My dearest Bertha,—Sorry I haven’t answered yours of 25th inst. before, but I’ve been up to my eyes in work. You wouldn’t think there could be so much to do on a farm at this time of year, unless you saw it with your own eyes. I can’t possibly get away to Paris, and besides I can’t stomach the French. I don’t want to see their capital, and when I want a holiday, London’s good enough for me. You’d better come back here, people are asking after you, and the place seems all topsy-turvy without you. Love to Aunt P.—In haste, your affectionate husband,
E. CRADDOCK.
41 Rue des Ecoliers, Paris, June 1.
My dearest, dearest Eddie,—You don’t know how disappointed I was to get your letter and how I longed for it. Whatever you do, don’t keep me waiting so long for an answer. I imagined all sorts of things—that you were ill or dying. I was on the point of wiring. I want you to promise me that if you are ever ill, you will let me know. If you want me urgently I shall be pleased to come. But do not think that I can ever come back to Court Leys for good. Sometimes I feel ill and weak and I long for you, but I know I must not give way. I’m sure, for your good as well as for mine, I must never risk the unhappiness of our old life again. It was too degrading. With firm mind and the utmost resolution I swear that I will never, never return to Court Leys.—Your affectionate and loving wife,
BERTHA.
Telegram
Gare du Nord, 9.50 a.m., June 2.
Craddock, Court Leys, Blackstable.
Arriving 7.25 to-night.—BERTHA.
41 Rue des Ecoliers, Paris.
My dear young Friend,—I am perturbed. Bertha, as you know, has for the last six weeks lived with me, for reasons the naturalness of which aroused my strongest suspicions. No one, I thought, would need so many absolutely conclusive motives to do so very simple a thing. I resisted the temptation to write to Edward (her husband—a nice man, but stupid!) to ask for an explanation, fearing that the reasons given me were the right ones (although I could not believe it); in which case I should have made myself ridiculous. Bertha in London pretended to go to a physician, but never was seen to take medicine, and I am certain no well-established specialist would venture to take two guineas from a malade imaginaire and not administer copious drugs. She accompanied me to Paris, ostensibly to get dresses, but has behaved as if their fit were of no more consequence than a change of ministry. She has taken great pains to conceal her emotions and thereby made them the more conspicuous. I cannot tell you how often she has gone through the various stages from an almost hysterical elation to an equal despondency. She has mused as profoundly as was fashionable for the young ladies of fifty years ago (we were all young ladies then—not girls!); she has played Tristan and Isolde to the distraction of myself; she has snubbed an amorous French artist to the distraction of his wife; finally she has wept, and after weeping over-powdered her eyes, which in a pretty woman is an infallible sign of extreme mental prostration.
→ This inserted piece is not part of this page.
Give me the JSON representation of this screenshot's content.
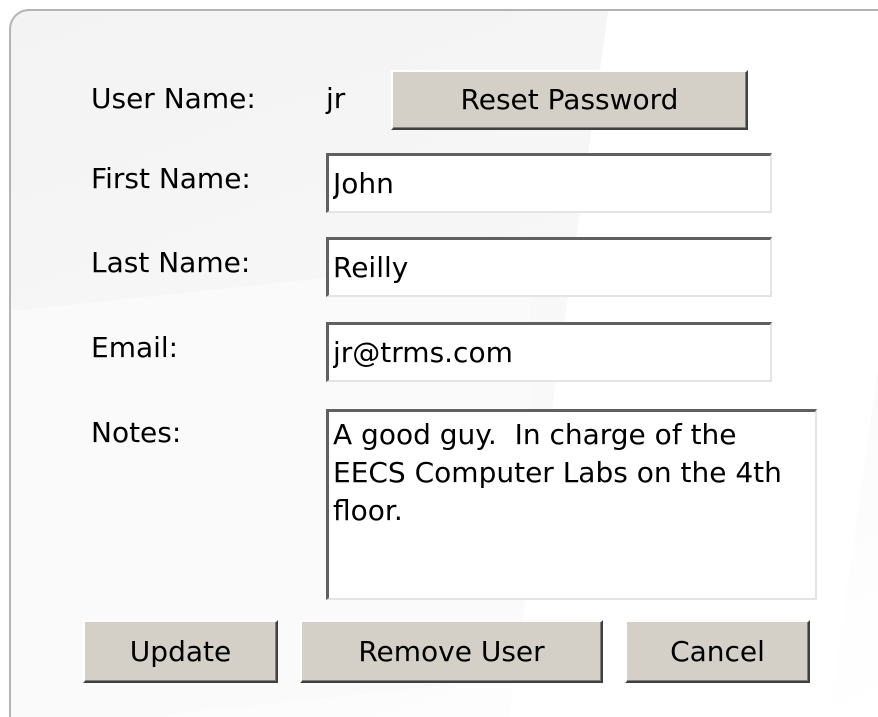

This morning when I got up I found at my door the following message: “Don’t think me an utter fool, but I couldn’t stand another day away from Edward. Leaving by the 10 o’clock train.—B.” Now at 10.30 she had an appointment at Paquin’s to try on the most ravishing dinner-dress you could imagine.
I will not insult you by drawing inferences from all these facts: I know you would much sooner draw them yourself, and I have a sufficiently good opinion of you to be certain that they will coincide with mine.—Yours very sincerely,
MARY LEY.
P.S.—I am sending this to await you at Seville. Remember me to Mrs. J.